FAIRMONT – A nationwide survey that went out in the fall of 2023 was the shot heard ’round the campus, as it were.

Parents weren’t shy about voicing their fears in the outreach on school safety fronted then by EdChoice, the nonprofit education advocacy group.

A total of 80% of the respondents, in fact, said gun violence in their child’s school was no longer a “What if?” scenario.

Call it more of the inevitable, and scary, “When?” they said.

As in, when will bullets start flying the main hallway, crowded with students changing classes?

Or, when will someone start shooting at a football game or basketball contest, when bleachers are packed and there’s nowhere to safely run?

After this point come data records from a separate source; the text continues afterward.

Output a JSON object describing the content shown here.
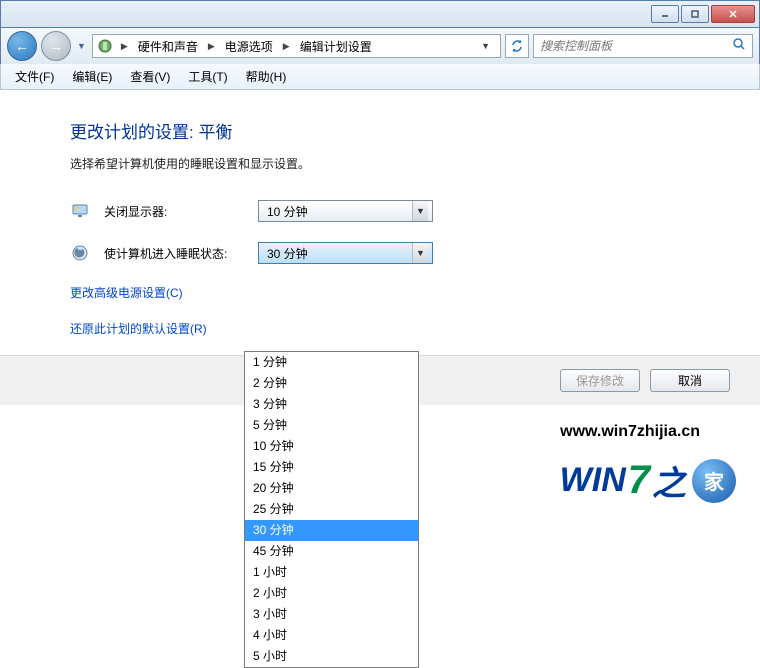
{
  "titlebar": {
    "min": "_",
    "max": "□",
    "close": "✕"
  },
  "nav": {
    "back": "←",
    "fwd": "→"
  },
  "breadcrumb": {
    "c1": "硬件和声音",
    "c2": "电源选项",
    "c3": "编辑计划设置"
  },
  "search": {
    "placeholder": "搜索控制面板"
  },
  "menu": {
    "file": "文件(F)",
    "edit": "编辑(E)",
    "view": "查看(V)",
    "tools": "工具(T)",
    "help": "帮助(H)"
  },
  "page": {
    "heading": "更改计划的设置: 平衡",
    "sub": "选择希望计算机使用的睡眠设置和显示设置。",
    "row1_label": "关闭显示器:",
    "row1_value": "10 分钟",
    "row2_label": "使计算机进入睡眠状态:",
    "row2_value": "30 分钟",
    "link1": "更改高级电源设置(C)",
    "link2": "还原此计划的默认设置(R)"
  },
  "dropdown": {
    "o1": "1 分钟",
    "o2": "2 分钟",
    "o3": "3 分钟",
    "o4": "5 分钟",
    "o5": "10 分钟",
    "o6": "15 分钟",
    "o7": "20 分钟",
    "o8": "25 分钟",
    "o9": "30 分钟",
    "o10": "45 分钟",
    "o11": "1 小时",
    "o12": "2 小时",
    "o13": "3 小时",
    "o14": "4 小时",
    "o15": "5 小时"
  },
  "buttons": {
    "save": "保存修改",
    "cancel": "取消"
  },
  "watermark": {
    "url": "www.win7zhijia.cn",
    "brand1": "WIN",
    "seven": "7",
    "brand2": "之",
    "orb": "家"
  }
}
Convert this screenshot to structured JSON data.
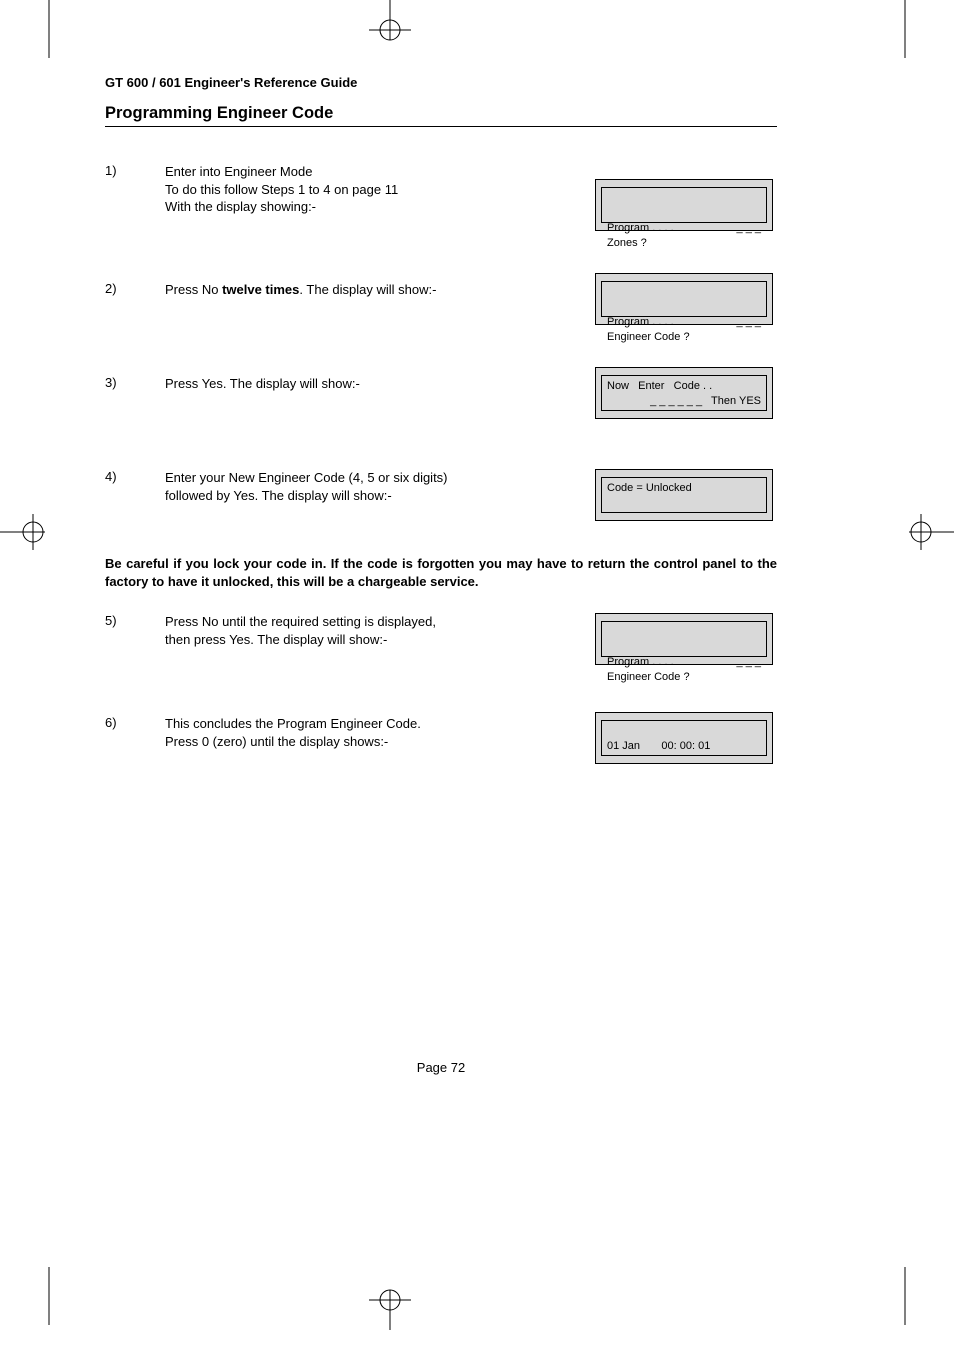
{
  "header": "GT 600 / 601 Engineer's Reference Guide",
  "section_title": "Programming Engineer Code",
  "steps": {
    "s1": {
      "num": "1)",
      "line1": "Enter into Engineer Mode",
      "line2": "To do this follow Steps 1 to 4 on page 11",
      "line3": "With the display showing:-",
      "disp_l1_left": "Program . . . .",
      "disp_l1_right": "_ _ _",
      "disp_l2": "Zones ?"
    },
    "s2": {
      "num": "2)",
      "text_before": "Press No ",
      "text_bold": "twelve times",
      "text_after": ". The display will show:-",
      "disp_l1_left": "Program . . . .",
      "disp_l1_right": "_ _ _",
      "disp_l2": "Engineer Code ?"
    },
    "s3": {
      "num": "3)",
      "text": "Press Yes. The display will show:-",
      "disp_l1": "Now   Enter   Code . .",
      "disp_l2": "_ _ _ _ _ _   Then YES"
    },
    "s4": {
      "num": "4)",
      "line1": "Enter your New Engineer Code (4, 5 or six digits)",
      "line2": "followed by Yes. The display will show:-",
      "disp_l1": "Code = Unlocked",
      "disp_l2": ""
    },
    "s5": {
      "num": "5)",
      "line1": "Press No until the required setting is displayed,",
      "line2": "then press Yes. The display will show:-",
      "disp_l1_left": "Program . . . .",
      "disp_l1_right": "_ _ _",
      "disp_l2": "Engineer Code ?"
    },
    "s6": {
      "num": "6)",
      "line1": "This concludes the Program Engineer Code.",
      "line2": "Press 0 (zero) until the display shows:-",
      "disp_l1": "",
      "disp_l2": "01 Jan       00: 00: 01"
    }
  },
  "warning": "Be careful if you lock your code in. If the code is forgotten you may have to return the control panel to the factory to have it unlocked, this will be a chargeable service.",
  "page_number": "Page  72"
}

In Marion County Schools, teachers, staffers and administrators will soon be wearing alert badges courtesy of Centegix – an Atlanta company that makes the technology designed to quickly alert authorities at the first sign of trouble.

The district purchased the badges last fall at a cost of $348,600, to go in tandem with the outfitting of Safe Schools entrances for 19 of its mostly aging buildings.

Centegix teams are currently outfitting Marion’s schools to accommodate technology, which is in the form of a credit card-sized badge.

Said badges wired with a panic button for 911, and will be clipped in the lanyards already worn for identification by teachers, administrators and staffers.

Training begins next month on how to use the badges.

The technology became nationally known two years ago during a school shooting incident in Georgia.

While the shooting left four dead and nine others wounded, 26 teachers used their badges to summon police 60 seconds after the first shots were fired, which authorities said saved lives.

“This is one of the projects I’ve been working on busily to finish up for before June 30,” Superintendent Donna Heston said during Monday’s meeting of the BOE.

That was in reference to the board’s decision to not renew her contract by a 3-2 vote last week.

In the meantime, the BOE has yet to retool and post a job description, though it said it wants interviews from in-state applicants and new a hire made by May 1, so a new superintendent can be in place by the start of July.

The board meets again at 1 p.m. Thursday in special session to further discuss the matter.

“We’ll talk more on that,” BOE President George Boyles said.